Средь других имен — страница 44 из 68

«Писатель не только свидетель истории,

но и ее судья».

Что делать, профессор,—

   мы все здесь

свидетели.

Свидетелей тоже легко посадить!

И все же мы встанем — мы, наши дети ли —

и станем историю миром судить.

На том стою на стыке дорог,

веря, что это будет.

История наломала дров.

Но мы ж не дрова, мы люди!

1953 год

Юрий Стрижевский

Юрий Александрович Стрижевский (род. 1908).
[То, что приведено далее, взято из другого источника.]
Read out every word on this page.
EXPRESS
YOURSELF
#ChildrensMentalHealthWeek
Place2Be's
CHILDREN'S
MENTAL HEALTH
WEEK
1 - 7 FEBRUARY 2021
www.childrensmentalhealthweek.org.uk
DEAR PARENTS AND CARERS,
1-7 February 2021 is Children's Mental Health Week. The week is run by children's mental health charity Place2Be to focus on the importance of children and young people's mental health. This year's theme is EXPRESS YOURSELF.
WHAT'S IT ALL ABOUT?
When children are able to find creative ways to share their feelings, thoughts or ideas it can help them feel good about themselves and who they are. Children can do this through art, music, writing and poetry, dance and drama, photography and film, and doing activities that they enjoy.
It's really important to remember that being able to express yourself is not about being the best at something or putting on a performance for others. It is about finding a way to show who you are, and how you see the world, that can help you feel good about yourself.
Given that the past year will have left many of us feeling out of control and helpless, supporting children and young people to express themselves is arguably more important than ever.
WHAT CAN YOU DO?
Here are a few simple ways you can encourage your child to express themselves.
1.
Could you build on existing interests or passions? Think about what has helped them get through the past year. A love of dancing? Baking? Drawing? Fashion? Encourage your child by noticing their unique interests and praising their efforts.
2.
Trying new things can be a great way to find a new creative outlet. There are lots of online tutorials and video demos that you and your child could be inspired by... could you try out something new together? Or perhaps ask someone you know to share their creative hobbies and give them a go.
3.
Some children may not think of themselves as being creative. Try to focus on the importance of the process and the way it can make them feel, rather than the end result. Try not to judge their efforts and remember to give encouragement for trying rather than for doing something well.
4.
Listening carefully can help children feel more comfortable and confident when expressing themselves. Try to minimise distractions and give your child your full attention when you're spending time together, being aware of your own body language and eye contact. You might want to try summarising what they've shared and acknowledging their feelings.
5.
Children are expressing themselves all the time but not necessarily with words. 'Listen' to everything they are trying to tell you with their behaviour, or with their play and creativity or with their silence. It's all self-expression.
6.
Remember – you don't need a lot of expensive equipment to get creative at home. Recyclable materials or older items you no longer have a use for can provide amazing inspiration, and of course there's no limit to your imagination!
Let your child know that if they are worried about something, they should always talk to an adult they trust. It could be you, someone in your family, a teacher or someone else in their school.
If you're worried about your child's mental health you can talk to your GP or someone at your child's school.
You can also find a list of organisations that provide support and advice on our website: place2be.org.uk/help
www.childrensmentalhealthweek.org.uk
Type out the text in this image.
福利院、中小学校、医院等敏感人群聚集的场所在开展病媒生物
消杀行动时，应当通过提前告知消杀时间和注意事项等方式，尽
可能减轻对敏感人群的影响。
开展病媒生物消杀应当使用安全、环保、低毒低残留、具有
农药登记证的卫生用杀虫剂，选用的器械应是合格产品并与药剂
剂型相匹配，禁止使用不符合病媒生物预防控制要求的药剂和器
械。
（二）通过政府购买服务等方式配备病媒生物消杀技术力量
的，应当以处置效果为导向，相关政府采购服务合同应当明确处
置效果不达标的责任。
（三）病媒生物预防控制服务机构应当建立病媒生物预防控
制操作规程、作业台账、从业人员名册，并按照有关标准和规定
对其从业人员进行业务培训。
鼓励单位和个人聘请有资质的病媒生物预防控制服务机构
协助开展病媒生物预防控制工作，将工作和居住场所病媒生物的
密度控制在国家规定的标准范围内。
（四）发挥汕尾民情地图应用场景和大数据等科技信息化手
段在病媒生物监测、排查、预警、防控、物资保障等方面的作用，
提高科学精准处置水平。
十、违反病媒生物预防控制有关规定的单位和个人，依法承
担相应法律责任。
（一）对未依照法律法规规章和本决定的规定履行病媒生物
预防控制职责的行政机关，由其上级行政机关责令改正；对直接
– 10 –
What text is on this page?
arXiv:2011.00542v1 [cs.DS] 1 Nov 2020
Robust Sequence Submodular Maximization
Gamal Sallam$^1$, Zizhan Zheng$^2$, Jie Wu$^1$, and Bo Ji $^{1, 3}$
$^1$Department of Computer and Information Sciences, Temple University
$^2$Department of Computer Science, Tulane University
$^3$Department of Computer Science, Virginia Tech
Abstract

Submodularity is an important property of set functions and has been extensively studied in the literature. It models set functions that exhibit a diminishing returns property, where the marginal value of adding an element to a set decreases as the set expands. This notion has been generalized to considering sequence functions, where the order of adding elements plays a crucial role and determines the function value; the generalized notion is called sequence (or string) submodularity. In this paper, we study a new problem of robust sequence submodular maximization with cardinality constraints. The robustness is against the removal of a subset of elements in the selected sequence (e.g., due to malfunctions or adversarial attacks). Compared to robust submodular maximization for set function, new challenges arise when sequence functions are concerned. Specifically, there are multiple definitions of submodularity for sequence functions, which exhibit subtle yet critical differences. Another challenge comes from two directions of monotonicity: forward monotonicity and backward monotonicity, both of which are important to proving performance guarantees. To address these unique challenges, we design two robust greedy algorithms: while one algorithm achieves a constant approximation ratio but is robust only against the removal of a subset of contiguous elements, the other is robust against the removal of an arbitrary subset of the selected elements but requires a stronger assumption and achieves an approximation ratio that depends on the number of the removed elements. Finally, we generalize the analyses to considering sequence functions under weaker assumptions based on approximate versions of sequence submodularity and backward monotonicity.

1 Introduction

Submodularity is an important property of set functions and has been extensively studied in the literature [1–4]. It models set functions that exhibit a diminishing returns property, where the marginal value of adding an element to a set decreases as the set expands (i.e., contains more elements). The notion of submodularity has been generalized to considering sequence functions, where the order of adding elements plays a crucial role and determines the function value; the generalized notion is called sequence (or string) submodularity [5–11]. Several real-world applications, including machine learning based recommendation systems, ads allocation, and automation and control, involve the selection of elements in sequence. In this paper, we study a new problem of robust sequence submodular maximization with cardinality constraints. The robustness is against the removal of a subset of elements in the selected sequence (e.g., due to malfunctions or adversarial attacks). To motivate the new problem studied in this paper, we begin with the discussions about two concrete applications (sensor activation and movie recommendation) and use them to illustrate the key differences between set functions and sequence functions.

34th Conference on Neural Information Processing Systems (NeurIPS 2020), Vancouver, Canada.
Радиоинженер, литератор. Участник Великой Отечественной войны. Был в ополчении, попал в фашистский плен, бежал, потом воевал в рядах Советской армии. В 1945 году вернулся в Москву и в тот же день был арестован. В заключении находился до 1955 года на Колыме.

Как поэт в печати не выступал.

«Забор, запретка, вахта, вышка…»

Забор, запретка, вахта, вышка,

Оскал собачий, автомат.

Попал сюда, считай, что крышка,

Отсюда труден путь назад.

А выжил, об заклад я биться

Готов, что с этих самых пор

Тебе до гроба будут сниться

Запретка, вахта и забор.

1950 год

Колыбельная

Спи, малютка, не надо плакать,

Моя девочка, крошка моя!

Ничего не случилось с папой.

Видишь, больше не плачу я.

Месяц ходит по синему небу,

Ветер плачет в холодной трубе.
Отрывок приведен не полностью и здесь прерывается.